İflâsın açılması ile duracak olan davalar, iflâstan önce açılmış olup da halen derdest bulunan ve iflâs masasına giren mal, alacak ve haklara ilişkin hukuk davalarıdır. Bunlar, müflisin açmış olduğu davalar ile müflise karşı açılmış olan davalardır. Davaların durduğu bu süre içinde, iflâs idaresi, duran davalar hakkında araştırma yapar ve bu davaların geleceği hakkında karar verir. Burada, müflisin davacı veya davalı olmasına göre, usul işlemleri farklılık arz eder.
Müflisin davacı olduğu davalarda; iflâs idaresi bir davanın başarı şansı olduğu kanısına varırsa, masanın bu davayı takip etmesine karar verir; bu karar ikinci alacaklılar toplantısının uygun bulması ile kesinleşir ve ikinci alacaklılar toplantısından sonraki on günlük süre geçince, bundan böyle davaya, davacı olarak iflâs idaresi tarafından devam edilir. İflâs idaresi ve ikinci alacaklılar toplantısı, davanın başarı şansı olmadığı kanısına varırlarsa, masanın davayı takip etmemesine karar verirler. Bu halde o davayı takip yetkisi, isteyen alacaklıya devredilir. (İİK md. 245). Hiçbir alacaklı davayı takip etmek istemezse, o zaman, müflisin dava takip yetkisi yeniden doğar ve müflis iflâsın kapanmasını beklemeden, davayı kendi adına devam ettirebilir.

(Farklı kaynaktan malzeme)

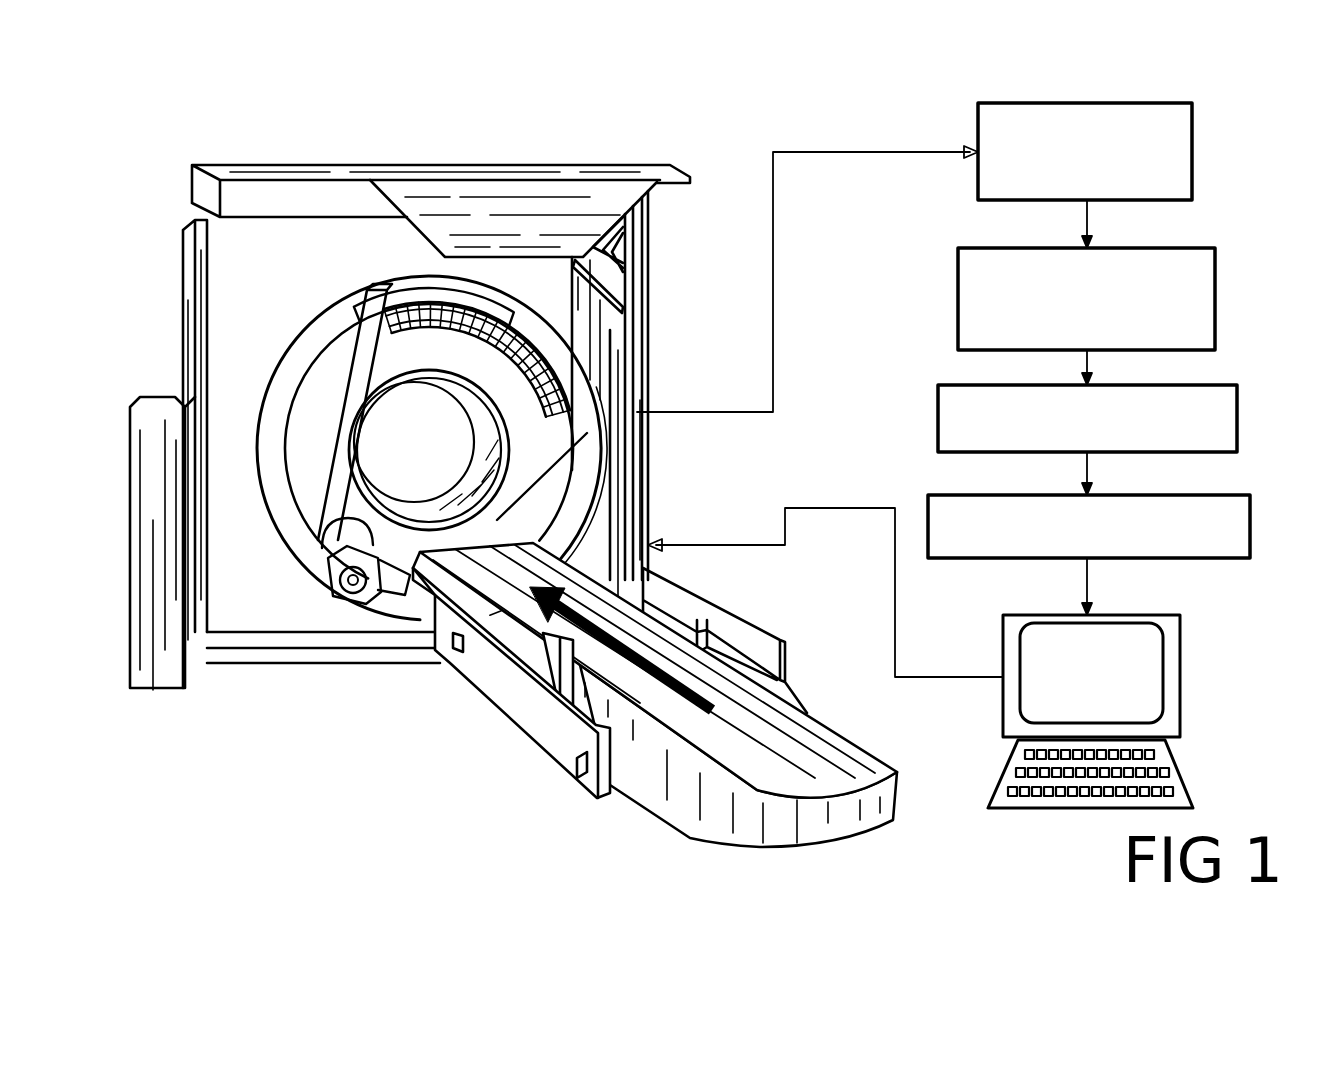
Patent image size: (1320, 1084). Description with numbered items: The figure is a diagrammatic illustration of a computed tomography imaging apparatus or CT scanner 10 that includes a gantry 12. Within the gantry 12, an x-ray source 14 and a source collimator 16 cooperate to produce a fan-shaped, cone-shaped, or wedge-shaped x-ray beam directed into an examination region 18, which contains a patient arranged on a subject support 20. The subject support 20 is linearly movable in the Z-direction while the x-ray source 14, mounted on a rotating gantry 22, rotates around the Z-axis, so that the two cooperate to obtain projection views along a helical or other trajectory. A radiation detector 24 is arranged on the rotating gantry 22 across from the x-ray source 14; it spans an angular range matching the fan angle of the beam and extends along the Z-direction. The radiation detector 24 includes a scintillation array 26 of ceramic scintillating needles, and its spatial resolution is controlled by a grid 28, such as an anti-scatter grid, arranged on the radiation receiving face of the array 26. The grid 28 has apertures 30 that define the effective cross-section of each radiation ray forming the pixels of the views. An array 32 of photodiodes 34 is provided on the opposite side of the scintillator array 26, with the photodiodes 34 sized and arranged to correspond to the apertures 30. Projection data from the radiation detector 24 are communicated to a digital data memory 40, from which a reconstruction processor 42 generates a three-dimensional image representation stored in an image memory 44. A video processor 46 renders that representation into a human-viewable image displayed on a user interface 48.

The CT scanner 10 is at (458, 113).
The gantry 12 is at (597, 153).
The x-ray source 14 is at (355, 578).
The source collimator 16 is at (350, 520).
The examination region 18 is at (400, 437).
The subject support 20 is at (792, 753).
The rotating gantry 22 is at (340, 423).
The radiation detector 24 is at (560, 375).
The scintillation array 26 is at (393, 322).
The grid 28 is at (435, 330).
The apertures 30 is at (500, 345).
The array of photodiodes 32 is at (438, 305).
The photodiodes 34 is at (462, 312).
The digital data memory 40 is at (1178, 191).
The reconstruction processor 42 is at (1187, 342).
The image memory 44 is at (1230, 437).
The video processor 46 is at (1242, 547).
The user interface 48 is at (1180, 697).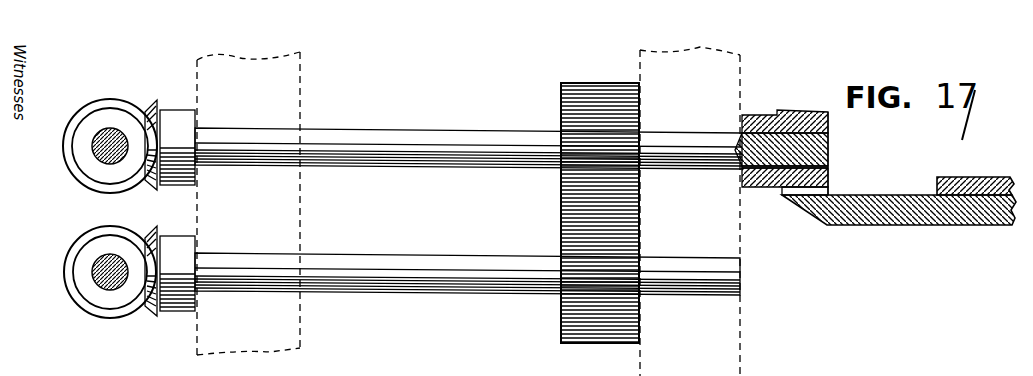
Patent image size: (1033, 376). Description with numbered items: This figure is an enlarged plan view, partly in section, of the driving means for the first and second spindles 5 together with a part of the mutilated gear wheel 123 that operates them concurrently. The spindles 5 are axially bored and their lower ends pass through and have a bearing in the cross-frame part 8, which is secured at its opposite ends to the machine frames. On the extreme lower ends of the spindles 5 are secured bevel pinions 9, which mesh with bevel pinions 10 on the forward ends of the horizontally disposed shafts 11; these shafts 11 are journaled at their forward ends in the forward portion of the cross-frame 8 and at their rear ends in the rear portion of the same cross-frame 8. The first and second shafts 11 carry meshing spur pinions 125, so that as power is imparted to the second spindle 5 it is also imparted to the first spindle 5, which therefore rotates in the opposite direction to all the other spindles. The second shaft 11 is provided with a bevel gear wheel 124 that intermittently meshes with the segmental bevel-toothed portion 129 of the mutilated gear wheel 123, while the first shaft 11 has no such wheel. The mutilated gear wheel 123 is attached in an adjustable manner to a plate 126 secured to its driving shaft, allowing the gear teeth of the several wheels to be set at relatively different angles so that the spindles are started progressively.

The spindle 5 is at (95, 147).
The cross-frame part 8 is at (270, 223).
The bevel pinion 9 is at (94, 170).
The bevel pinion 10 is at (178, 237).
The horizontally disposed shaft 11 is at (508, 138).
The mutilated gear wheel 123 is at (872, 208).
The bevel gear wheel 124 is at (830, 128).
The spur pinion 125 is at (561, 225).
The plate 126 is at (975, 172).
The segmental bevel-toothed portion 129 is at (803, 191).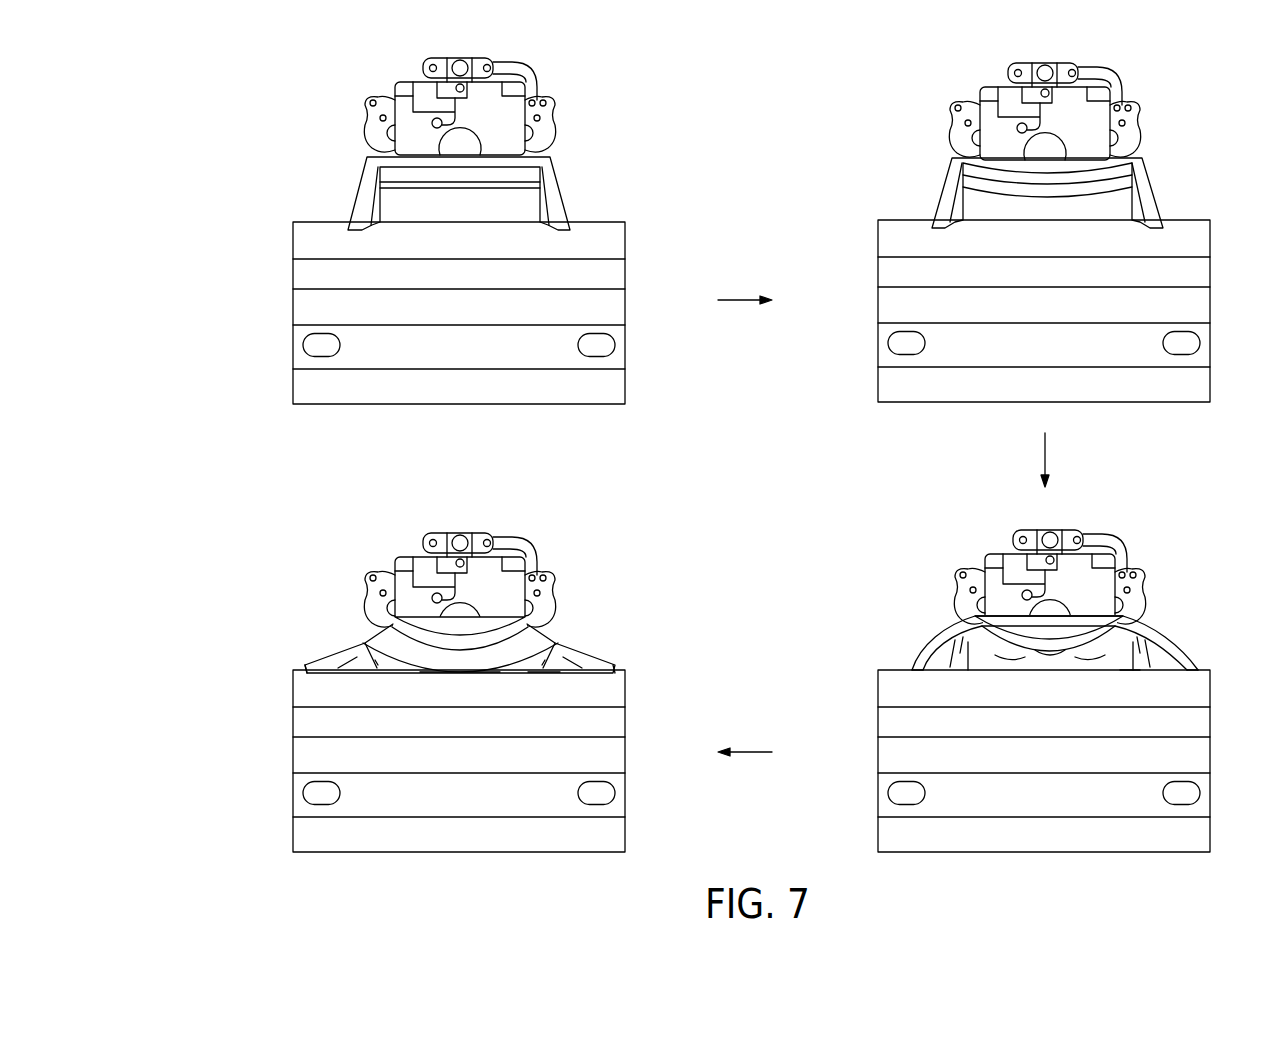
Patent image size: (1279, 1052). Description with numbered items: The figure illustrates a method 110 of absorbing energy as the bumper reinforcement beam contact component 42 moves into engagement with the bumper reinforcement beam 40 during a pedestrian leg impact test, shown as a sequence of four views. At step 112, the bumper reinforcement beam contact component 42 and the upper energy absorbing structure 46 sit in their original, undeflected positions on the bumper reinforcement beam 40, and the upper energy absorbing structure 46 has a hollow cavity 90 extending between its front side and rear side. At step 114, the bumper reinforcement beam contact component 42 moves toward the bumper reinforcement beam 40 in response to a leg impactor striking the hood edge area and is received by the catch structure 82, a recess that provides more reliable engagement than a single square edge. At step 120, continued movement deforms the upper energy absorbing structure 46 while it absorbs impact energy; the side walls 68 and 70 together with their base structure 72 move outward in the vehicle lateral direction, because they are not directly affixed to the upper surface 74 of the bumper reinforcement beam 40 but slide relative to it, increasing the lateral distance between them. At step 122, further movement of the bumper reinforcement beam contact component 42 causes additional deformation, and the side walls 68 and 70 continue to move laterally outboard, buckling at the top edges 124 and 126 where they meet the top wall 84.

The bumper reinforcement beam 40 is at (957, 378).
The bumper reinforcement beam contact component 42 is at (605, 130).
The upper energy absorbing structure 46 is at (585, 205).
The side wall 68 is at (605, 655).
The side wall 70 is at (307, 667).
The base structure 72 is at (292, 675).
The upper surface 74 is at (548, 673).
The catch structure 82 is at (1032, 188).
The top wall 84 is at (442, 673).
The hollow cavity 90 is at (433, 200).
The method 110 is at (200, 447).
The step 112 is at (298, 175).
The step 114 is at (855, 162).
The step 120 is at (898, 577).
The step 122 is at (300, 585).
The top edge 124 is at (555, 637).
The top edge 126 is at (358, 645).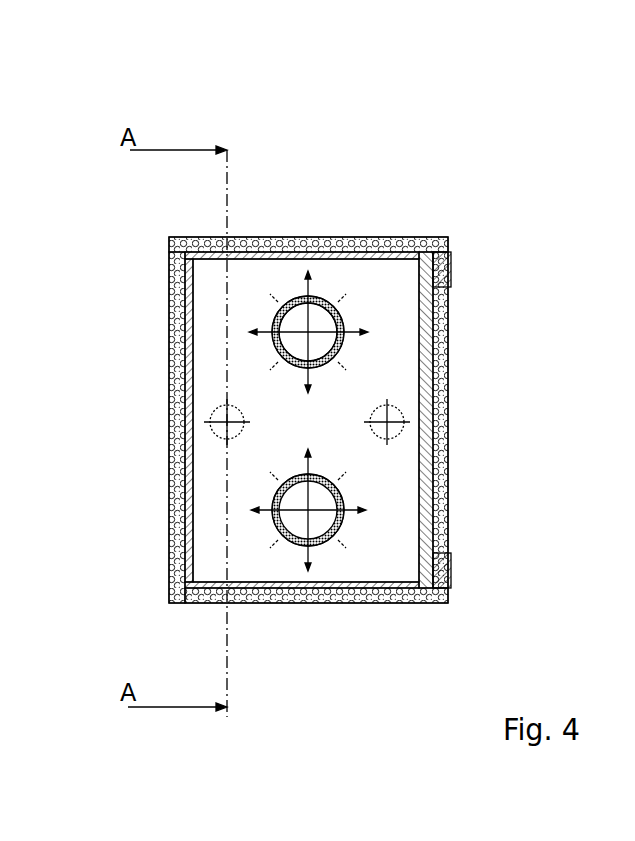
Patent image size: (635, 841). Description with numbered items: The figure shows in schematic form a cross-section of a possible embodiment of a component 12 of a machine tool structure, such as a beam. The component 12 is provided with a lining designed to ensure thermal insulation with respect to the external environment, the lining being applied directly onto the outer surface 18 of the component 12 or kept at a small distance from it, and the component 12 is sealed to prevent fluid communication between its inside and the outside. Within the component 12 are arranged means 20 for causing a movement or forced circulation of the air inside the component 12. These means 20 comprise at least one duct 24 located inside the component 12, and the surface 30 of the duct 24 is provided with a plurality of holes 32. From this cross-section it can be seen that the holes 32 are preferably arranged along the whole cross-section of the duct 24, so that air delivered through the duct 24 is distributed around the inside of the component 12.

The component 12 is at (392, 204).
The outer surface 18 is at (433, 322).
The means for forced circulation of air 20 is at (285, 275).
The duct 24 is at (343, 346).
The surface of the duct 30 is at (273, 312).
The holes 32 is at (413, 235).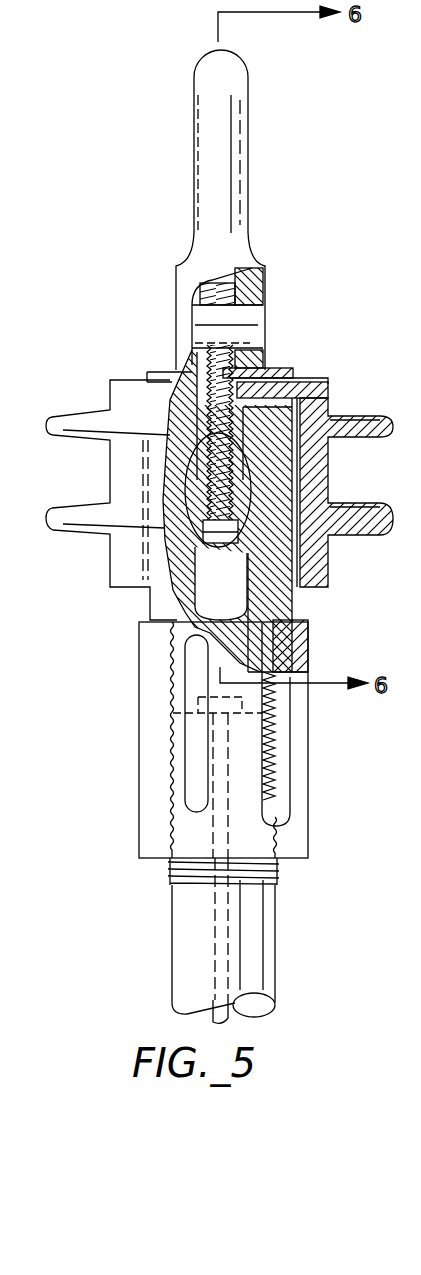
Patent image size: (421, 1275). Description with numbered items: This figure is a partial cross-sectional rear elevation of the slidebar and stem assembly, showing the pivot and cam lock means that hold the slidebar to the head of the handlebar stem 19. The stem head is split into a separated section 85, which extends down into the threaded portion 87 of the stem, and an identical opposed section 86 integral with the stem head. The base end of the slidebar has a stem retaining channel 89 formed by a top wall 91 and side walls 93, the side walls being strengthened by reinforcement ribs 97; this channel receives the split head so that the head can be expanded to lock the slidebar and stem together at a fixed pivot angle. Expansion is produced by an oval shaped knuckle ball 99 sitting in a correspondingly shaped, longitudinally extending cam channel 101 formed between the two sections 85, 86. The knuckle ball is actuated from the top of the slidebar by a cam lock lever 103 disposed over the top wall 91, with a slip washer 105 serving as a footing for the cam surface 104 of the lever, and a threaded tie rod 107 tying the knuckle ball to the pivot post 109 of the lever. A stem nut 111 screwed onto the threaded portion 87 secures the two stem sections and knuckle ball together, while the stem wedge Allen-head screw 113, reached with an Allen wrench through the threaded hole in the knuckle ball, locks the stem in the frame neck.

The handlebar stem 19 is at (267, 937).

Müflisin davalı olduğu davalarda ise; iflâs idaresi, alacakları tahkik ederken, (İİK md. 230 vd) müflise karşı dava açan alacaklının alacağının mevcut olup olmadığı hakkında bir karar vermez; sadece, bu alacağı davalı çekişmeli alacak olarak sıra cetveline geçirir. Bu alacağın, dolayısıyla davanın kabul edilip edilmeyeceği hakkındaki kararı, ikinci alacaklılar toplantısında karar verilir. İkinci alacaklılar toplanması davaya devam edilmesine karar verirse, iflâs idaresi, ikinci alacaklılar toplantısından on gün sonra davayı takip eder veya tayin edeceği bir avukat vasıtasıyla davayı takip ettirir. Bir hukuk davasının kayıt-kabul davasına dönüşmesi için davalının iflas etmesi, iflas idaresinin de dava konusu alacağı iflas masasına kabul etmemesi gerekir. Davalı tarafı dava sırasında iflas eden aleyhine iflastan önce açılan ve İİK'nın 194. madde hükmünde sayılan istisnalardan olmayan bir davaya bakan mahkemenin asıl dava konusu alacağın, ikinci alacaklılar toplanmasında, iflas masasına kaydedilip, alacağın masaca kesin olarak kabul edilip edilmediğinin araştırması ve şayet kesin suretle kayıt ve kabul edilmiş ise, konusu kalmayan davada hüküm tesisine yer olmadığına karar vermesi; masaya kayıt edilmesi istenip de alacak kısmen veya tamamen reddedilmiş ise ve kayıt-kabul davası ayrıca açılmamışsa, davaya alacağın iflas masasına kayıt ve kabulü davası olarak devam edilerek, varılacak sonuç dairesinde bir karar vermesi gerekir. Mahkemece, yukarıda açıklanan usullere göre yargılamaya devam edilip, sonucuna göre hüküm kurulması gerekirken, eksik inceleme ve yerinde olmayan gerekçelerle yazılı şekilde hüküm tesisi usul ve yasaya aykırıdır." demek suretiyle temsil yetkisine ilişkin tafsilatlı bir karar vermiş ve iflas masasında hangi hallerde temsil yetkisinin kimde olması gerektiğine açıklık getirmiştir.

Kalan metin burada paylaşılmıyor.